Ao todo, a competição exibiu nove curtas-metragens nas salas do Cine Marquise e Cinemateca – ambos na cidade de São Paulo. A programação foi dividida em duas etapas, contendo cinco filmes na Mostra 1 (Todavia Sinto; Retratos de Piratininga; Materialismo Histórico da Flecha Contra o Relógio; Cama Vazia; Mãri hi – A Árvore do Sonho) e quatro na Mostra 2 (BAMBAMBÃ; Vãnh gõ tõ Laklãnõ; Ferro’s Bar e Aos Mortos, Um Lugar para Habitar).

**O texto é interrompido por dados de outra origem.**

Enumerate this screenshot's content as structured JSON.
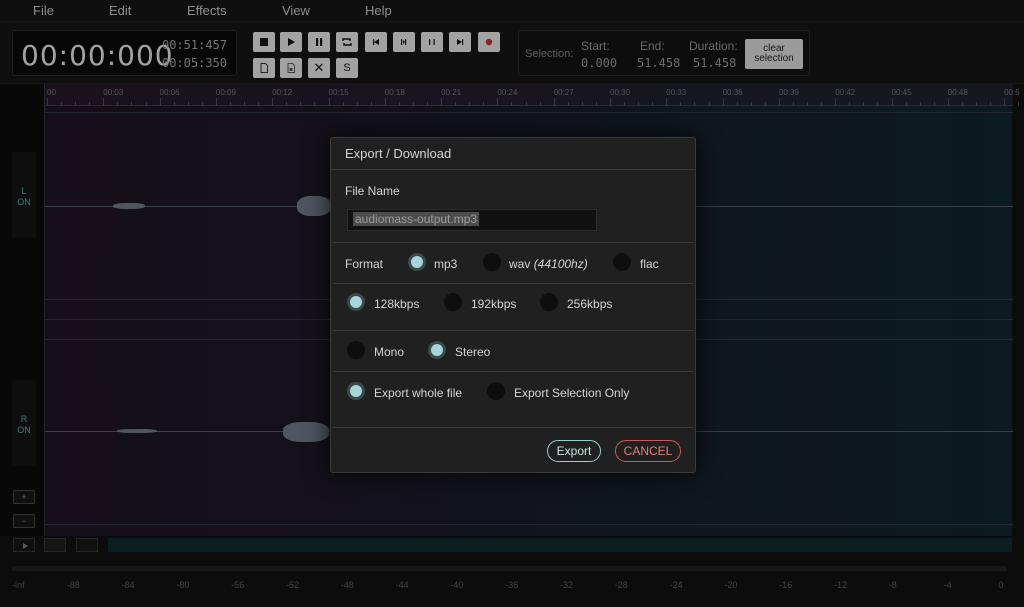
{
  "menu": {
    "file": "File",
    "edit": "Edit",
    "effects": "Effects",
    "view": "View",
    "help": "Help"
  },
  "time": {
    "main": "00:00:000",
    "total": "00:51:457",
    "sub": "00:05:350"
  },
  "selection": {
    "label": "Selection:",
    "start_label": "Start:",
    "start_value": "0.000",
    "end_label": "End:",
    "end_value": "51.458",
    "duration_label": "Duration:",
    "duration_value": "51.458",
    "clear_line1": "clear",
    "clear_line2": "selection"
  },
  "toolbar_extra": {
    "cut_glyph": "✕",
    "s_glyph": "S"
  },
  "timeline_ticks": [
    "00",
    "00:03",
    "00:06",
    "00:09",
    "00:12",
    "00:15",
    "00:18",
    "00:21",
    "00:24",
    "00:27",
    "00:30",
    "00:33",
    "00:36",
    "00:39",
    "00:42",
    "00:45",
    "00:48",
    "00:5"
  ],
  "channels": {
    "left": {
      "letter": "L",
      "state": "ON"
    },
    "right": {
      "letter": "R",
      "state": "ON"
    }
  },
  "meter_labels": [
    "-inf",
    "-88",
    "-84",
    "-80",
    "-56",
    "-52",
    "-48",
    "-44",
    "-40",
    "-36",
    "-32",
    "-28",
    "-24",
    "-20",
    "-16",
    "-12",
    "-8",
    "-4",
    "0"
  ],
  "dialog": {
    "title": "Export / Download",
    "file_name_label": "File Name",
    "file_name_value": "audiomass-output.mp3",
    "format_label": "Format",
    "formats": {
      "mp3": "mp3",
      "wav": "wav",
      "wav_note": "(44100hz)",
      "flac": "flac"
    },
    "bitrates": {
      "b128": "128kbps",
      "b192": "192kbps",
      "b256": "256kbps"
    },
    "channels": {
      "mono": "Mono",
      "stereo": "Stereo"
    },
    "scope": {
      "whole": "Export whole file",
      "selection_only": "Export Selection Only"
    },
    "export_button": "Export",
    "cancel_button": "CANCEL"
  },
  "colors": {
    "accent_teal": "#a6d6da",
    "cancel_red": "#e37b7b",
    "channel_on": "#4aa9a3"
  }
}
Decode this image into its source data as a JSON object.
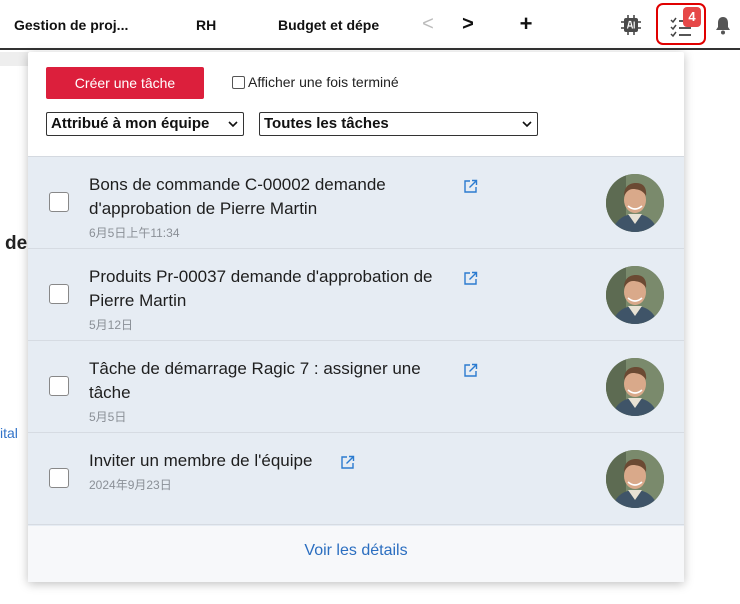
{
  "topbar": {
    "tabs": [
      "Gestion de proj...",
      "RH",
      "Budget et dépe"
    ],
    "prev_glyph": "<",
    "next_glyph": ">",
    "add_glyph": "+",
    "icons": [
      "ai-chip-icon",
      "task-list-icon",
      "bell-icon"
    ],
    "task_badge": "4"
  },
  "background": {
    "fragment_heading": "de",
    "fragment_link": "ital"
  },
  "panel": {
    "create_button": "Créer une tâche",
    "show_done_label": "Afficher une fois terminé",
    "show_done_checked": false,
    "assignee_filter": "Attribué à mon équipe",
    "task_filter": "Toutes les tâches",
    "tasks": [
      {
        "title": "Bons de commande C-00002 demande d'approbation de Pierre Martin",
        "date": "6月5日上午11:34"
      },
      {
        "title": "Produits Pr-00037 demande d'approbation de Pierre Martin",
        "date": "5月12日"
      },
      {
        "title": "Tâche de démarrage Ragic 7 : assigner une tâche",
        "date": "5月5日"
      },
      {
        "title": "Inviter un membre de l'équipe",
        "date": "2024年9月23日"
      }
    ],
    "footer_link": "Voir les détails"
  },
  "colors": {
    "accent_red": "#dc1f3c",
    "badge_red": "#e64848",
    "link_blue": "#2b6ec0",
    "list_bg": "#e6ecf3"
  }
}
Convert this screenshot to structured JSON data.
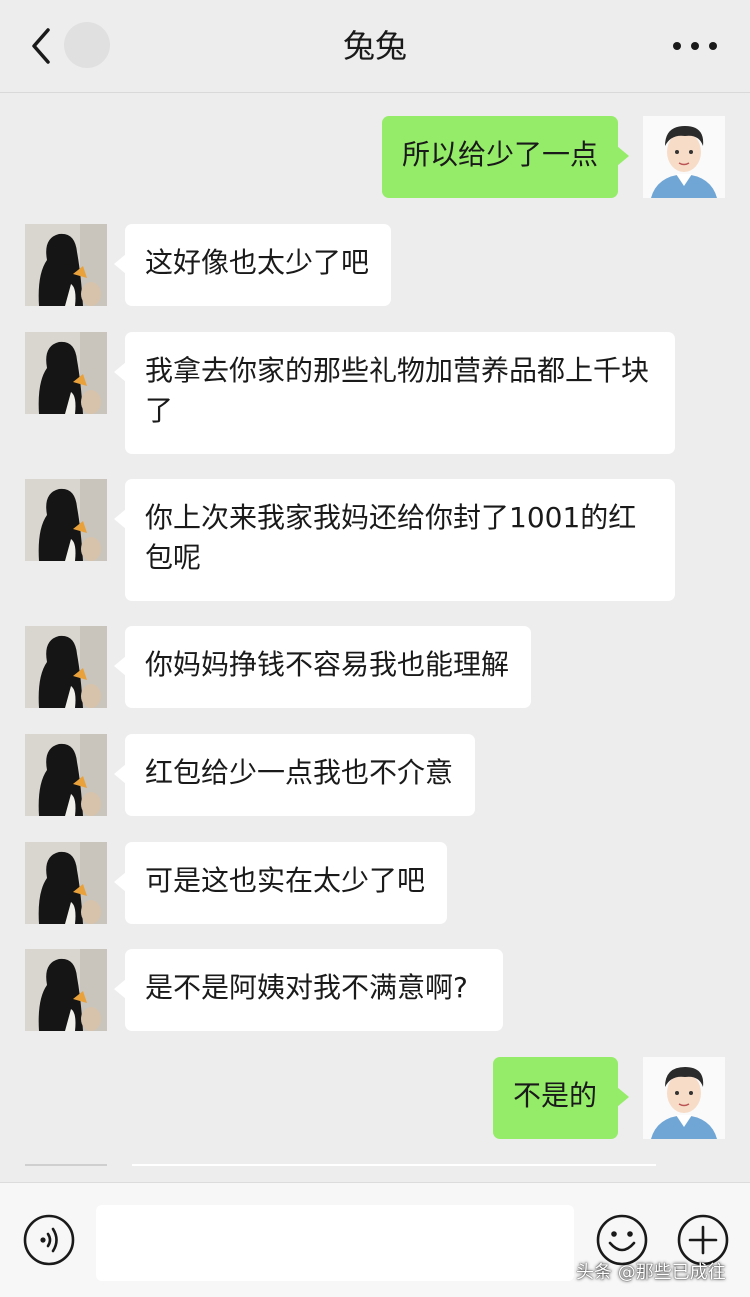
{
  "header": {
    "title": "兔兔"
  },
  "messages": [
    {
      "side": "right",
      "text": "所以给少了一点"
    },
    {
      "side": "left",
      "text": "这好像也太少了吧"
    },
    {
      "side": "left",
      "text": "我拿去你家的那些礼物加营养品都上千块了"
    },
    {
      "side": "left",
      "text": "你上次来我家我妈还给你封了1001的红包呢"
    },
    {
      "side": "left",
      "text": "你妈妈挣钱不容易我也能理解"
    },
    {
      "side": "left",
      "text": "红包给少一点我也不介意"
    },
    {
      "side": "left",
      "text": "可是这也实在太少了吧"
    },
    {
      "side": "left",
      "text": "是不是阿姨对我不满意啊?"
    },
    {
      "side": "right",
      "text": "不是的"
    }
  ],
  "input": {
    "value": "",
    "placeholder": ""
  },
  "icons": {
    "back": "chevron-left-icon",
    "more": "more-dots-icon",
    "voice": "voice-icon",
    "emoji": "emoji-icon",
    "plus": "plus-icon"
  },
  "colors": {
    "background": "#ededed",
    "sent_bubble": "#95ec69",
    "received_bubble": "#ffffff"
  },
  "watermark": "头条 @那些已成往"
}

A Mostra 1 da competição em São Paulo foi inaugurada pela obra Todavia Sinto (2022) – ganhadora do Prêmios EDT. (Associação de Profissionais de Edição Audiovisual) de melhor montagem em curta e longa-metragem – da diretora e roteirista Evelyn Santos. O curta retrata a descoberta de uma gravidez não planejada – e indesejada – de uma jovem mulher preta até a decisão do aborto. Contudo, a trajetória da personagem é acompanhada apenas por diálogos entre ela e o que imaginamos ser seu círculo próximo de convivência, como familiares e amigos. Enquanto as vozes dão vida à imaginação do público, ao mesmo tempo que o contextualiza da situação, a tela é preenchida por imagens do mar que não nos dão dimensão de espaço, tempo ou localização, e sempre por meio de mecanismos de montagem como cortes bruscos ou congelamento de cena. Dessa forma, o curta nos impede de seguir uma linearidade visual, o que evoca uma sensação de sufocamento, aflição e a agonia de estar submerso, ao mesmo tempo em que os áudios dos personagens intensificam a tensão e constroem a história da personagem Evelyn. Até que, por fim, a jovem se olha no espelho e encara a cicatriz que ficou marcada em seu corpo após o procedimento. Assim sendo, a diretora aproxima de maneira pessoal e vívida o espectador desse conflito solitário, interno e psicológico que jovens mulheres – principalmente sem condições estruturais e financeiras – precisam enfrentar, uma vez que a gravidez, indesejada ou não, diz respeito à mulher, sua vida e seu corpo.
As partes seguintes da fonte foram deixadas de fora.